Current Controlled Magnetization Switching in Cylindrical Nanowires for High-Density 3D Memory Applications

TL;DR

This paper demonstrates controlled domain wall motion in cylindrical nanowires with alternating cobalt and nickel segments, enabling high-density 3D memory applications through current-assisted pinning and depinning.

Contribution

It introduces a method to control domain wall position in segmented nanowires using current pulses, advancing 3D memory device technology.

Findings

Domain walls can be reliably moved using current pulses.

Magnetoresistance and magnetic force microscopy confirm domain wall control.

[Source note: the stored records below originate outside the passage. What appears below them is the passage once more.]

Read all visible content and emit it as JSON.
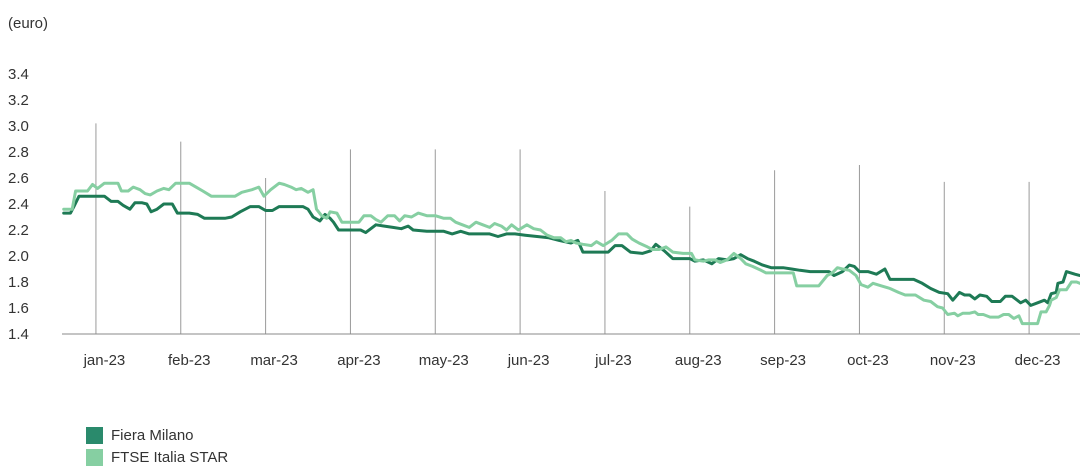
{
  "chart_data": {
    "type": "line",
    "unit_label": "(euro)",
    "y_ticks": [
      "1.4",
      "1.6",
      "1.8",
      "2.0",
      "2.2",
      "2.4",
      "2.6",
      "2.8",
      "3.0",
      "3.2",
      "3.4"
    ],
    "ylim": [
      1.4,
      3.4
    ],
    "x_range": [
      0,
      12
    ],
    "month_labels": [
      "jan-23",
      "feb-23",
      "mar-23",
      "apr-23",
      "may-23",
      "jun-23",
      "jul-23",
      "aug-23",
      "sep-23",
      "oct-23",
      "nov-23",
      "dec-23"
    ],
    "month_positions": [
      0.5,
      1.5,
      2.5,
      3.5,
      4.5,
      5.5,
      6.5,
      7.5,
      8.5,
      9.5,
      10.5,
      11.5
    ],
    "gridlines_x": [
      0.4,
      1.4,
      2.4,
      3.4,
      4.4,
      5.4,
      6.4,
      7.4,
      8.4,
      9.4,
      10.4,
      11.4
    ],
    "gridline_tops": [
      3.02,
      2.88,
      2.6,
      2.82,
      2.82,
      2.82,
      2.5,
      2.38,
      2.66,
      2.7,
      2.57,
      2.57
    ],
    "grid": "vertical",
    "legend_position": "bottom-left",
    "series": [
      {
        "name": "Fiera Milano",
        "color": "#1e7a55",
        "points": [
          [
            0.02,
            2.33
          ],
          [
            0.1,
            2.33
          ],
          [
            0.14,
            2.38
          ],
          [
            0.2,
            2.46
          ],
          [
            0.35,
            2.46
          ],
          [
            0.5,
            2.46
          ],
          [
            0.58,
            2.42
          ],
          [
            0.66,
            2.42
          ],
          [
            0.72,
            2.39
          ],
          [
            0.8,
            2.36
          ],
          [
            0.86,
            2.41
          ],
          [
            0.94,
            2.41
          ],
          [
            1.0,
            2.4
          ],
          [
            1.05,
            2.34
          ],
          [
            1.12,
            2.36
          ],
          [
            1.2,
            2.4
          ],
          [
            1.3,
            2.4
          ],
          [
            1.36,
            2.33
          ],
          [
            1.5,
            2.33
          ],
          [
            1.6,
            2.32
          ],
          [
            1.68,
            2.29
          ],
          [
            1.8,
            2.29
          ],
          [
            1.92,
            2.29
          ],
          [
            2.0,
            2.3
          ],
          [
            2.1,
            2.34
          ],
          [
            2.22,
            2.38
          ],
          [
            2.32,
            2.38
          ],
          [
            2.4,
            2.35
          ],
          [
            2.48,
            2.35
          ],
          [
            2.56,
            2.38
          ],
          [
            2.7,
            2.38
          ],
          [
            2.84,
            2.38
          ],
          [
            2.9,
            2.36
          ],
          [
            2.96,
            2.3
          ],
          [
            3.04,
            2.27
          ],
          [
            3.1,
            2.32
          ],
          [
            3.16,
            2.29
          ],
          [
            3.2,
            2.26
          ],
          [
            3.26,
            2.2
          ],
          [
            3.4,
            2.2
          ],
          [
            3.52,
            2.2
          ],
          [
            3.58,
            2.18
          ],
          [
            3.64,
            2.21
          ],
          [
            3.7,
            2.24
          ],
          [
            3.8,
            2.23
          ],
          [
            3.9,
            2.22
          ],
          [
            4.0,
            2.21
          ],
          [
            4.08,
            2.23
          ],
          [
            4.14,
            2.2
          ],
          [
            4.3,
            2.19
          ],
          [
            4.5,
            2.19
          ],
          [
            4.6,
            2.17
          ],
          [
            4.7,
            2.19
          ],
          [
            4.8,
            2.17
          ],
          [
            4.9,
            2.17
          ],
          [
            5.04,
            2.17
          ],
          [
            5.14,
            2.15
          ],
          [
            5.24,
            2.17
          ],
          [
            5.34,
            2.17
          ],
          [
            5.46,
            2.16
          ],
          [
            5.6,
            2.15
          ],
          [
            5.74,
            2.14
          ],
          [
            5.86,
            2.12
          ],
          [
            6.0,
            2.1
          ],
          [
            6.08,
            2.12
          ],
          [
            6.14,
            2.03
          ],
          [
            6.3,
            2.03
          ],
          [
            6.44,
            2.03
          ],
          [
            6.52,
            2.08
          ],
          [
            6.6,
            2.08
          ],
          [
            6.7,
            2.03
          ],
          [
            6.84,
            2.02
          ],
          [
            6.94,
            2.04
          ],
          [
            7.0,
            2.09
          ],
          [
            7.1,
            2.04
          ],
          [
            7.2,
            1.98
          ],
          [
            7.3,
            1.98
          ],
          [
            7.4,
            1.98
          ],
          [
            7.46,
            1.96
          ],
          [
            7.56,
            1.97
          ],
          [
            7.66,
            1.94
          ],
          [
            7.74,
            1.98
          ],
          [
            7.84,
            1.97
          ],
          [
            7.92,
            1.98
          ],
          [
            8.0,
            2.01
          ],
          [
            8.08,
            1.98
          ],
          [
            8.16,
            1.96
          ],
          [
            8.26,
            1.93
          ],
          [
            8.36,
            1.91
          ],
          [
            8.5,
            1.91
          ],
          [
            8.6,
            1.9
          ],
          [
            8.7,
            1.89
          ],
          [
            8.82,
            1.88
          ],
          [
            8.94,
            1.88
          ],
          [
            9.04,
            1.88
          ],
          [
            9.1,
            1.85
          ],
          [
            9.2,
            1.88
          ],
          [
            9.28,
            1.93
          ],
          [
            9.34,
            1.92
          ],
          [
            9.4,
            1.88
          ],
          [
            9.5,
            1.88
          ],
          [
            9.6,
            1.86
          ],
          [
            9.7,
            1.9
          ],
          [
            9.76,
            1.82
          ],
          [
            9.9,
            1.82
          ],
          [
            10.04,
            1.82
          ],
          [
            10.14,
            1.79
          ],
          [
            10.24,
            1.75
          ],
          [
            10.34,
            1.72
          ],
          [
            10.44,
            1.71
          ],
          [
            10.5,
            1.66
          ],
          [
            10.58,
            1.72
          ],
          [
            10.64,
            1.7
          ],
          [
            10.7,
            1.7
          ],
          [
            10.76,
            1.67
          ],
          [
            10.82,
            1.7
          ],
          [
            10.9,
            1.69
          ],
          [
            10.96,
            1.65
          ],
          [
            11.06,
            1.65
          ],
          [
            11.12,
            1.69
          ],
          [
            11.2,
            1.69
          ],
          [
            11.3,
            1.64
          ],
          [
            11.36,
            1.66
          ],
          [
            11.42,
            1.62
          ],
          [
            11.5,
            1.64
          ],
          [
            11.58,
            1.66
          ],
          [
            11.62,
            1.64
          ],
          [
            11.66,
            1.71
          ],
          [
            11.72,
            1.72
          ],
          [
            11.74,
            1.79
          ],
          [
            11.8,
            1.8
          ],
          [
            11.84,
            1.88
          ],
          [
            11.94,
            1.86
          ],
          [
            12.0,
            1.85
          ]
        ]
      },
      {
        "name": "FTSE Italia STAR",
        "color": "#86cfa2",
        "points": [
          [
            0.02,
            2.36
          ],
          [
            0.12,
            2.36
          ],
          [
            0.16,
            2.5
          ],
          [
            0.3,
            2.5
          ],
          [
            0.36,
            2.55
          ],
          [
            0.42,
            2.52
          ],
          [
            0.5,
            2.56
          ],
          [
            0.66,
            2.56
          ],
          [
            0.7,
            2.5
          ],
          [
            0.78,
            2.5
          ],
          [
            0.84,
            2.53
          ],
          [
            0.92,
            2.51
          ],
          [
            0.98,
            2.48
          ],
          [
            1.04,
            2.47
          ],
          [
            1.12,
            2.5
          ],
          [
            1.2,
            2.52
          ],
          [
            1.26,
            2.51
          ],
          [
            1.34,
            2.56
          ],
          [
            1.5,
            2.56
          ],
          [
            1.58,
            2.53
          ],
          [
            1.66,
            2.5
          ],
          [
            1.76,
            2.46
          ],
          [
            1.9,
            2.46
          ],
          [
            2.04,
            2.46
          ],
          [
            2.12,
            2.49
          ],
          [
            2.24,
            2.51
          ],
          [
            2.32,
            2.53
          ],
          [
            2.38,
            2.46
          ],
          [
            2.46,
            2.51
          ],
          [
            2.56,
            2.56
          ],
          [
            2.62,
            2.55
          ],
          [
            2.7,
            2.53
          ],
          [
            2.76,
            2.51
          ],
          [
            2.82,
            2.52
          ],
          [
            2.9,
            2.49
          ],
          [
            2.96,
            2.51
          ],
          [
            3.0,
            2.36
          ],
          [
            3.06,
            2.31
          ],
          [
            3.12,
            2.29
          ],
          [
            3.16,
            2.34
          ],
          [
            3.24,
            2.33
          ],
          [
            3.3,
            2.26
          ],
          [
            3.4,
            2.26
          ],
          [
            3.5,
            2.26
          ],
          [
            3.56,
            2.31
          ],
          [
            3.64,
            2.31
          ],
          [
            3.7,
            2.28
          ],
          [
            3.76,
            2.26
          ],
          [
            3.84,
            2.31
          ],
          [
            3.92,
            2.31
          ],
          [
            3.98,
            2.27
          ],
          [
            4.04,
            2.31
          ],
          [
            4.12,
            2.3
          ],
          [
            4.2,
            2.33
          ],
          [
            4.3,
            2.31
          ],
          [
            4.4,
            2.31
          ],
          [
            4.5,
            2.29
          ],
          [
            4.58,
            2.29
          ],
          [
            4.64,
            2.26
          ],
          [
            4.72,
            2.24
          ],
          [
            4.8,
            2.22
          ],
          [
            4.88,
            2.26
          ],
          [
            4.96,
            2.24
          ],
          [
            5.04,
            2.22
          ],
          [
            5.1,
            2.25
          ],
          [
            5.18,
            2.23
          ],
          [
            5.24,
            2.2
          ],
          [
            5.3,
            2.24
          ],
          [
            5.38,
            2.2
          ],
          [
            5.48,
            2.24
          ],
          [
            5.56,
            2.21
          ],
          [
            5.64,
            2.2
          ],
          [
            5.72,
            2.16
          ],
          [
            5.8,
            2.14
          ],
          [
            5.88,
            2.14
          ],
          [
            5.94,
            2.11
          ],
          [
            6.0,
            2.12
          ],
          [
            6.06,
            2.1
          ],
          [
            6.14,
            2.09
          ],
          [
            6.24,
            2.08
          ],
          [
            6.3,
            2.11
          ],
          [
            6.38,
            2.08
          ],
          [
            6.48,
            2.12
          ],
          [
            6.56,
            2.17
          ],
          [
            6.66,
            2.17
          ],
          [
            6.72,
            2.13
          ],
          [
            6.8,
            2.1
          ],
          [
            6.9,
            2.07
          ],
          [
            6.96,
            2.05
          ],
          [
            7.04,
            2.05
          ],
          [
            7.12,
            2.07
          ],
          [
            7.2,
            2.03
          ],
          [
            7.32,
            2.02
          ],
          [
            7.42,
            2.02
          ],
          [
            7.46,
            1.97
          ],
          [
            7.56,
            1.96
          ],
          [
            7.62,
            1.97
          ],
          [
            7.7,
            1.97
          ],
          [
            7.76,
            1.95
          ],
          [
            7.84,
            1.97
          ],
          [
            7.92,
            2.02
          ],
          [
            8.0,
            1.98
          ],
          [
            8.06,
            1.94
          ],
          [
            8.14,
            1.92
          ],
          [
            8.24,
            1.89
          ],
          [
            8.3,
            1.87
          ],
          [
            8.44,
            1.87
          ],
          [
            8.56,
            1.87
          ],
          [
            8.62,
            1.87
          ],
          [
            8.66,
            1.77
          ],
          [
            8.8,
            1.77
          ],
          [
            8.92,
            1.77
          ],
          [
            9.02,
            1.85
          ],
          [
            9.08,
            1.87
          ],
          [
            9.14,
            1.91
          ],
          [
            9.2,
            1.9
          ],
          [
            9.28,
            1.89
          ],
          [
            9.36,
            1.85
          ],
          [
            9.42,
            1.78
          ],
          [
            9.5,
            1.76
          ],
          [
            9.56,
            1.79
          ],
          [
            9.66,
            1.77
          ],
          [
            9.76,
            1.75
          ],
          [
            9.86,
            1.72
          ],
          [
            9.94,
            1.7
          ],
          [
            10.06,
            1.7
          ],
          [
            10.16,
            1.66
          ],
          [
            10.24,
            1.65
          ],
          [
            10.32,
            1.61
          ],
          [
            10.38,
            1.6
          ],
          [
            10.44,
            1.55
          ],
          [
            10.52,
            1.56
          ],
          [
            10.56,
            1.54
          ],
          [
            10.62,
            1.56
          ],
          [
            10.7,
            1.56
          ],
          [
            10.76,
            1.57
          ],
          [
            10.8,
            1.55
          ],
          [
            10.86,
            1.55
          ],
          [
            10.94,
            1.53
          ],
          [
            11.04,
            1.53
          ],
          [
            11.1,
            1.55
          ],
          [
            11.16,
            1.55
          ],
          [
            11.22,
            1.52
          ],
          [
            11.28,
            1.54
          ],
          [
            11.32,
            1.48
          ],
          [
            11.44,
            1.48
          ],
          [
            11.5,
            1.48
          ],
          [
            11.54,
            1.57
          ],
          [
            11.6,
            1.57
          ],
          [
            11.64,
            1.62
          ],
          [
            11.66,
            1.66
          ],
          [
            11.72,
            1.68
          ],
          [
            11.76,
            1.74
          ],
          [
            11.84,
            1.74
          ],
          [
            11.9,
            1.8
          ],
          [
            11.96,
            1.8
          ],
          [
            12.0,
            1.79
          ]
        ]
      }
    ]
  },
  "legend": {
    "items": [
      {
        "label": "Fiera Milano",
        "color": "#2a8a6c"
      },
      {
        "label": "FTSE Italia STAR",
        "color": "#86cfa2"
      }
    ]
  }
}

Bit density can be increased by segmenting nanowires for multi-bit storage.

Abstract

A next-generation memory device utilizing a three-dimensional nanowire system requires the reliable control of domain wall motion. In this letter, domain walls are studied in cylindrical nanowires consisting of alternating segments of cobalt and nickel. The material interfaces acting as domain wall pinning sites, are utilized in combination with current pulses, to control the position of the domain wall, which is monitored using magnetoresistance measurements. Magnetic force microscopy results further confirm the occurrence of current assisted domain wall depinning. Data bits are therefore shifted along the nanowire by sequentially pinning and depinning a domain wall between successive interfaces, a requirement necessary for race-track type memory devices. We demonstrate that the direction, amplitude and duration of the applied current pulses determine the propagation of the domain wall across pinning sites. These results demonstrate a multi-bit cylindrical nanowire device, utilizing current assisted data manipulation. The prospect of sequential pinning and depinning in these nanowires allows the bit density to increase by several Tbs, depending on the number of segments within these nanowires.